Investir dans son avenir
À cause de son extrême fluidité, tenter de mettre le doigt sur le temps est plus difficile que de pointer une date sur le calendrier. En effet, qu'est-ce que le passé, sinon qu'il n'existe plus? Que dire de l'avenir qui est le temps à venir et qui n'existe donc pas, par définition? Quant au présent, il est le basculement de l'avenir dans le passé. Pas simple tout ça, convient Bruno Jarrosson. Mais dans cette trajectoire du temps qui n'arrête jamais, seul le présent est. Et il y est tout le temps. Dans une culture occidentale basée sur les valeurs de l'épargne et de l'investissement et où l'avenir donne le ton au présent, il n'est pas surprenant que la dépression mentale, qui est perte de l'anticipation positive, touche beaucoup de gens. "Au Moyen-Âge, l'homme considérait que la seule raison de sa présence sur terre était de conquérir le salut de son âme, révèle Bruno Jarrosson. Par conséquent, le plus beau jour de sa vie était le dernier puisque c'est à ce moment qu'il rencontrait enfin Dieu."

Même si des siècles nous séparent de cette époque où la mort donnait un sens à la vie, nous continuons aujourd'hui d'accorder plus d'importance à ce qui n'est qu'une pure vision de l'esprit: l'avenir.
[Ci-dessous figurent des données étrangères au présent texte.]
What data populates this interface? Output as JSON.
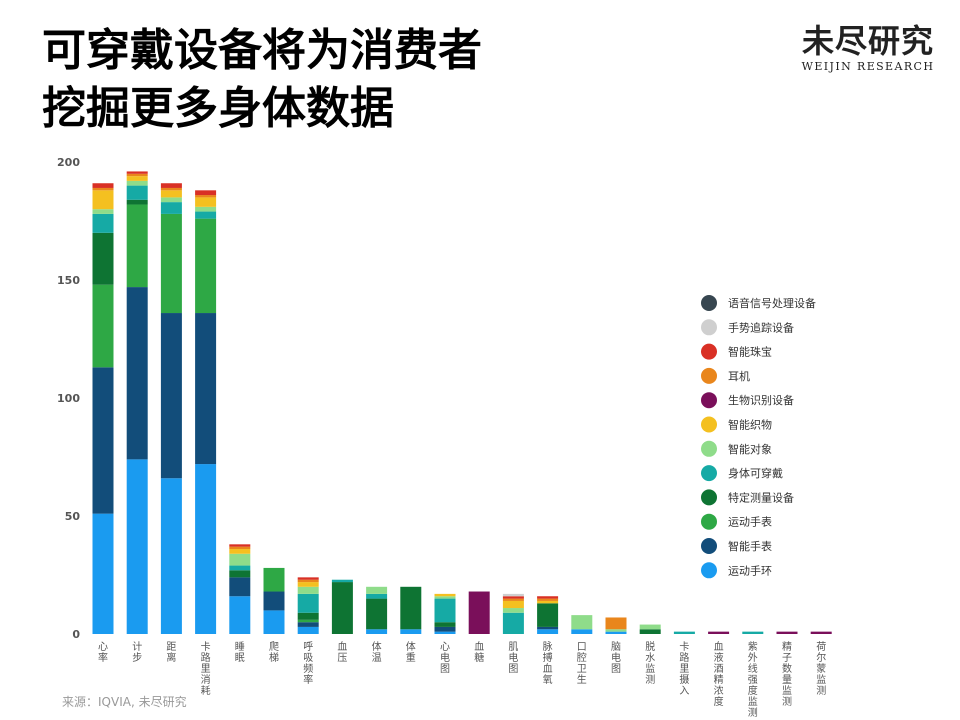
{
  "title": {
    "line1": "可穿戴设备将为消费者",
    "line2": "挖掘更多身体数据"
  },
  "logo": {
    "main": "未尽研究",
    "sub": "WEIJIN RESEARCH"
  },
  "source": "来源：IQVIA, 未尽研究",
  "chart_data": {
    "type": "bar",
    "stacked": true,
    "ylim": [
      0,
      200
    ],
    "yticks": [
      0,
      50,
      100,
      150,
      200
    ],
    "grid": false,
    "legend_position": "right",
    "categories": [
      "心率",
      "计步",
      "距离",
      "卡路里消耗",
      "睡眠",
      "爬梯",
      "呼吸频率",
      "血压",
      "体温",
      "体重",
      "心电图",
      "血糖",
      "肌电图",
      "脉搏血氧",
      "口腔卫生",
      "脑电图",
      "脱水监测",
      "卡路里摄入",
      "血液酒精浓度",
      "紫外线强度监测",
      "精子数量监测",
      "荷尔蒙监测"
    ],
    "series": [
      {
        "name": "运动手环",
        "color": "#1a9bf0",
        "values": [
          51,
          74,
          66,
          72,
          16,
          10,
          3,
          0,
          2,
          2,
          1,
          0,
          0,
          2,
          2,
          1,
          0,
          0,
          0,
          0,
          0,
          0
        ]
      },
      {
        "name": "智能手表",
        "color": "#124d7a",
        "values": [
          62,
          73,
          70,
          64,
          8,
          8,
          2,
          0,
          0,
          0,
          2,
          0,
          0,
          1,
          0,
          0,
          0,
          0,
          0,
          0,
          0,
          0
        ]
      },
      {
        "name": "运动手表",
        "color": "#2ea845",
        "values": [
          35,
          35,
          42,
          40,
          0,
          10,
          1,
          0,
          0,
          0,
          0,
          0,
          0,
          0,
          0,
          0,
          0,
          0,
          0,
          0,
          0,
          0
        ]
      },
      {
        "name": "特定测量设备",
        "color": "#0e7433",
        "values": [
          22,
          2,
          0,
          0,
          3,
          0,
          3,
          22,
          13,
          18,
          2,
          0,
          0,
          10,
          0,
          0,
          2,
          0,
          0,
          0,
          0,
          0
        ]
      },
      {
        "name": "身体可穿戴",
        "color": "#16aaa5",
        "values": [
          8,
          6,
          5,
          3,
          2,
          0,
          8,
          1,
          2,
          0,
          10,
          0,
          9,
          0,
          0,
          0,
          0,
          1,
          0,
          1,
          0,
          0
        ]
      },
      {
        "name": "智能对象",
        "color": "#8fdc8a",
        "values": [
          2,
          2,
          2,
          2,
          5,
          0,
          3,
          0,
          3,
          0,
          1,
          0,
          2,
          0,
          6,
          1,
          2,
          0,
          0,
          0,
          0,
          0
        ]
      },
      {
        "name": "智能织物",
        "color": "#f4c020",
        "values": [
          8,
          2,
          3,
          4,
          2,
          0,
          2,
          0,
          0,
          0,
          1,
          0,
          3,
          1,
          0,
          0,
          0,
          0,
          0,
          0,
          0,
          0
        ]
      },
      {
        "name": "生物识别设备",
        "color": "#7a0f5a",
        "values": [
          0,
          0,
          0,
          0,
          0,
          0,
          0,
          0,
          0,
          0,
          0,
          18,
          0,
          0,
          0,
          0,
          0,
          0,
          1,
          0,
          1,
          1
        ]
      },
      {
        "name": "耳机",
        "color": "#e9861c",
        "values": [
          1,
          1,
          1,
          1,
          1,
          0,
          1,
          0,
          0,
          0,
          0,
          0,
          1,
          1,
          0,
          5,
          0,
          0,
          0,
          0,
          0,
          0
        ]
      },
      {
        "name": "智能珠宝",
        "color": "#d93025",
        "values": [
          2,
          1,
          2,
          2,
          1,
          0,
          1,
          0,
          0,
          0,
          0,
          0,
          1,
          1,
          0,
          0,
          0,
          0,
          0,
          0,
          0,
          0
        ]
      },
      {
        "name": "手势追踪设备",
        "color": "#cfcfcf",
        "values": [
          0,
          0,
          0,
          0,
          0,
          0,
          0,
          0,
          0,
          0,
          0,
          0,
          1,
          0,
          0,
          0,
          0,
          0,
          0,
          0,
          0,
          0
        ]
      },
      {
        "name": "语音信号处理设备",
        "color": "#374650",
        "values": [
          0,
          0,
          0,
          0,
          0,
          0,
          0,
          0,
          0,
          0,
          0,
          0,
          0,
          0,
          0,
          0,
          0,
          0,
          0,
          0,
          0,
          0
        ]
      }
    ]
  }
}
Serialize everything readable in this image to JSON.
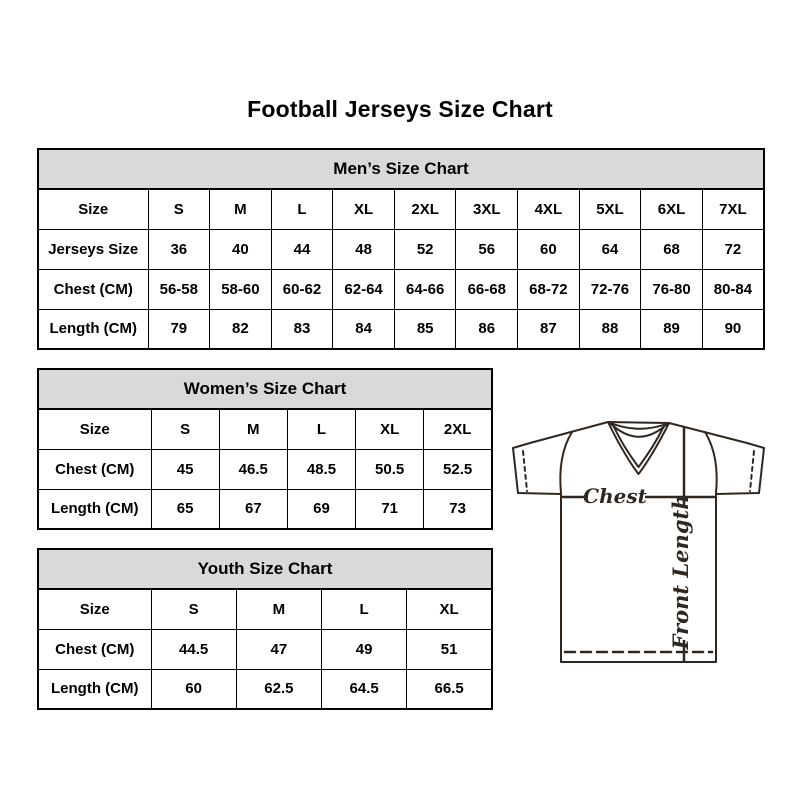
{
  "page": {
    "title": "Football Jerseys Size Chart"
  },
  "tables": {
    "men": {
      "header": "Men’s Size Chart",
      "rows": [
        {
          "label": "Size",
          "values": [
            "S",
            "M",
            "L",
            "XL",
            "2XL",
            "3XL",
            "4XL",
            "5XL",
            "6XL",
            "7XL"
          ]
        },
        {
          "label": "Jerseys Size",
          "values": [
            "36",
            "40",
            "44",
            "48",
            "52",
            "56",
            "60",
            "64",
            "68",
            "72"
          ]
        },
        {
          "label": "Chest (CM)",
          "values": [
            "56-58",
            "58-60",
            "60-62",
            "62-64",
            "64-66",
            "66-68",
            "68-72",
            "72-76",
            "76-80",
            "80-84"
          ]
        },
        {
          "label": "Length (CM)",
          "values": [
            "79",
            "82",
            "83",
            "84",
            "85",
            "86",
            "87",
            "88",
            "89",
            "90"
          ]
        }
      ]
    },
    "women": {
      "header": "Women’s Size Chart",
      "rows": [
        {
          "label": "Size",
          "values": [
            "S",
            "M",
            "L",
            "XL",
            "2XL"
          ]
        },
        {
          "label": "Chest (CM)",
          "values": [
            "45",
            "46.5",
            "48.5",
            "50.5",
            "52.5"
          ]
        },
        {
          "label": "Length (CM)",
          "values": [
            "65",
            "67",
            "69",
            "71",
            "73"
          ]
        }
      ]
    },
    "youth": {
      "header": "Youth Size Chart",
      "rows": [
        {
          "label": "Size",
          "values": [
            "S",
            "M",
            "L",
            "XL"
          ]
        },
        {
          "label": "Chest (CM)",
          "values": [
            "44.5",
            "47",
            "49",
            "51"
          ]
        },
        {
          "label": "Length (CM)",
          "values": [
            "60",
            "62.5",
            "64.5",
            "66.5"
          ]
        }
      ]
    }
  },
  "diagram": {
    "chest_label": "Chest",
    "front_length_label": "Front Length"
  },
  "colors": {
    "background": "#ffffff",
    "table_header_bg": "#d9d9d9",
    "table_border": "#000000",
    "text": "#000000",
    "diagram_line": "#302820"
  }
}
Pour Bruno Jarrosson, il faut au contraire trouver la joie et le bonheur de vivre là où ils se trouvent, c'est-à-dire dans le présent du présent. "Le temps ne se stocke pas et on ne peut pas l'économiser, a conclu le conférencier. Dans cette optique, la question ne consiste pas à vouloir gagner du temps ou à ne pas vouloir en perdre, mais à vivre au présent."